Life after work

A career coach can help you examine your strengths, goals, and wishes objectively - and also spot potential pitfalls.

Rick Lavin
Lavin (right) stands in front of one of his works of art - and next to Roberto.
'Building beach houses that are works of art.'
Rick Lavin
When Rick Lavin decided that it "was time to turn in my briefcase" as a lawyer with Bank of America, he spent six months seeing coach Ralph Roberto to figure out how to do it. Roberto, he says, was "my sounding board."

Was quitting a frustrating situation worth giving up power and prestige? Roberto pressed him. Did Lavin have the will to create a new career? In both cases, the answer was yes.
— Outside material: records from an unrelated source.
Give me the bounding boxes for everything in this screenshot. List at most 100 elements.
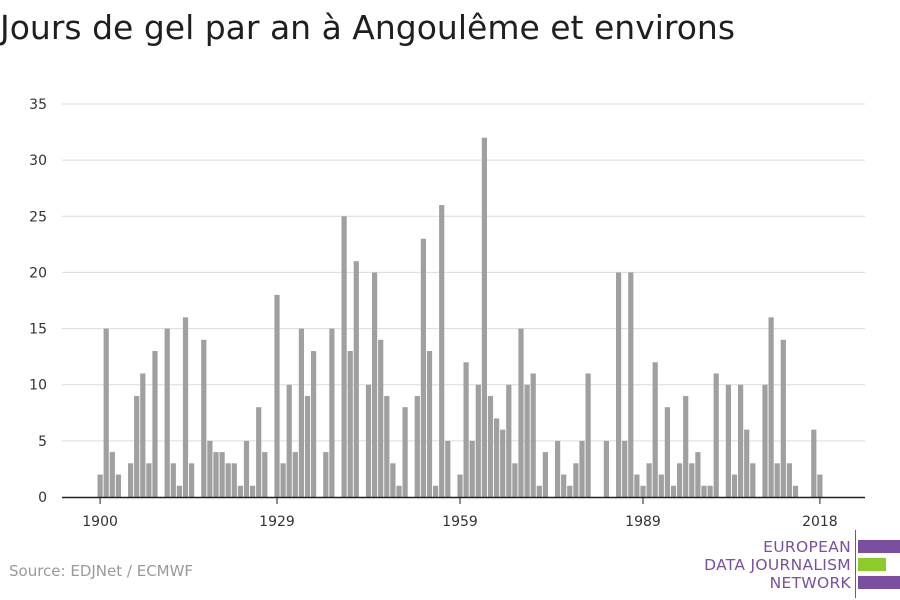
logo-text-line3: NETWORK xyxy=(769,574,851,592)
bar xyxy=(780,339,786,497)
bar xyxy=(695,452,701,497)
bar xyxy=(585,373,591,497)
bar xyxy=(231,463,237,497)
bar xyxy=(494,418,500,497)
bar xyxy=(524,384,530,497)
bar xyxy=(115,474,121,497)
bar xyxy=(811,429,817,497)
y-tick-label: 20 xyxy=(29,265,47,281)
source-note: Source: EDJNet / ECMWF xyxy=(9,562,194,580)
bar xyxy=(573,463,579,497)
bar xyxy=(689,463,695,497)
bar xyxy=(713,373,719,497)
logo-bar-top xyxy=(858,540,900,553)
x-tick-label: 1959 xyxy=(442,514,478,530)
bar xyxy=(182,317,189,497)
bar xyxy=(426,351,433,497)
bar xyxy=(353,261,359,497)
bar xyxy=(652,362,658,497)
y-tick-label: 25 xyxy=(29,209,47,225)
bar xyxy=(347,351,353,497)
y-tick-label: 0 xyxy=(38,490,47,506)
bar xyxy=(506,384,512,497)
bar xyxy=(219,452,225,497)
bar xyxy=(280,463,286,497)
bar xyxy=(658,474,664,497)
x-tick-label: 1929 xyxy=(259,514,295,530)
bar xyxy=(518,328,524,497)
bar xyxy=(298,328,304,497)
bar xyxy=(512,463,518,497)
bar xyxy=(286,384,292,497)
bar xyxy=(103,328,109,497)
bar xyxy=(744,429,750,497)
bar xyxy=(646,463,652,497)
bar xyxy=(109,452,115,497)
bar xyxy=(457,474,463,497)
chart-title: Jours de gel par an à Angoulême et envir… xyxy=(0,8,736,47)
bar xyxy=(140,373,146,497)
bar xyxy=(134,395,140,497)
bar xyxy=(817,474,823,497)
bar xyxy=(786,463,792,497)
bar xyxy=(530,373,536,497)
bar xyxy=(384,395,390,497)
bar xyxy=(640,485,646,497)
bar xyxy=(774,463,780,497)
bar xyxy=(176,485,182,497)
bar xyxy=(622,440,628,497)
bar xyxy=(396,485,402,497)
bar xyxy=(439,205,445,498)
bar xyxy=(243,440,250,497)
bar xyxy=(365,384,372,497)
bar xyxy=(311,351,317,497)
bar xyxy=(768,317,774,497)
bar xyxy=(487,395,494,497)
bar xyxy=(463,362,469,497)
logo-separator xyxy=(855,530,856,598)
bar xyxy=(189,463,195,497)
x-tick-label: 2018 xyxy=(802,514,838,530)
bar xyxy=(225,463,231,497)
bar xyxy=(701,485,707,497)
bar xyxy=(164,328,170,497)
bar xyxy=(500,429,506,497)
bar xyxy=(475,384,481,497)
bar xyxy=(372,272,378,497)
bar xyxy=(738,384,744,497)
bar xyxy=(420,238,426,497)
bar xyxy=(341,216,347,498)
x-tick-label: 1989 xyxy=(625,514,661,530)
logo-text-line1: EUROPEAN xyxy=(763,538,851,556)
bar xyxy=(664,407,670,497)
bar xyxy=(402,407,408,497)
bar xyxy=(250,485,256,497)
bar xyxy=(207,440,213,497)
bar xyxy=(378,339,384,497)
bar xyxy=(274,294,280,497)
bar xyxy=(329,328,335,497)
bar xyxy=(628,272,634,497)
bar xyxy=(97,474,103,497)
bar xyxy=(323,452,329,497)
y-tick-label: 35 xyxy=(29,97,47,113)
bar xyxy=(481,137,487,497)
bar xyxy=(634,474,640,497)
bar xyxy=(201,339,207,497)
bar xyxy=(152,351,158,497)
bar xyxy=(750,463,756,497)
bar xyxy=(792,485,799,497)
logo-bar-middle xyxy=(858,558,886,571)
bar xyxy=(390,463,396,497)
x-axis: 1900 1929 1959 1989 2018 xyxy=(82,497,838,530)
bar xyxy=(414,395,420,497)
bar xyxy=(262,452,268,497)
bar xyxy=(292,452,298,497)
x-tick-label: 1900 xyxy=(82,514,118,530)
bar xyxy=(469,440,475,497)
bar xyxy=(561,474,567,497)
y-axis-tick-labels: 0 5 10 15 20 25 30 35 xyxy=(29,97,47,506)
y-tick-label: 15 xyxy=(29,322,47,338)
bar xyxy=(433,485,439,497)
"We have a pretty rigorous assessment process that helps people focus on the fundamentals: What really drives me? What would be my ideal life?" says Roberto, a managing partner at Essex Partners in Boston.

In Lavin's case, his longtime love of the Massachusetts seashore and an interest in art and architecture were the elements that steered him toward seaside real estate development, or as Lavin prefers to put it, "building beach houses that are works of art."

His company, Goodheart Properties, is completing its second project, this one inside a national park. The career change was no day at the beach; Lavin had to learn the construction business from the ground up.

But he also brought some significant assets with him: His legal skills have been essential to securing various regulatory approvals, and his general management acumen has helped him deal with architects, engineers, surveyors, landscapers, and the myriad other members of his current team.

Lavin still meets with Roberto every six weeks or so, but he has no doubt he has found his calling: "I'm working as hard as I ever did, but I love what I do. I've recaptured all the old excitement I used to have about work."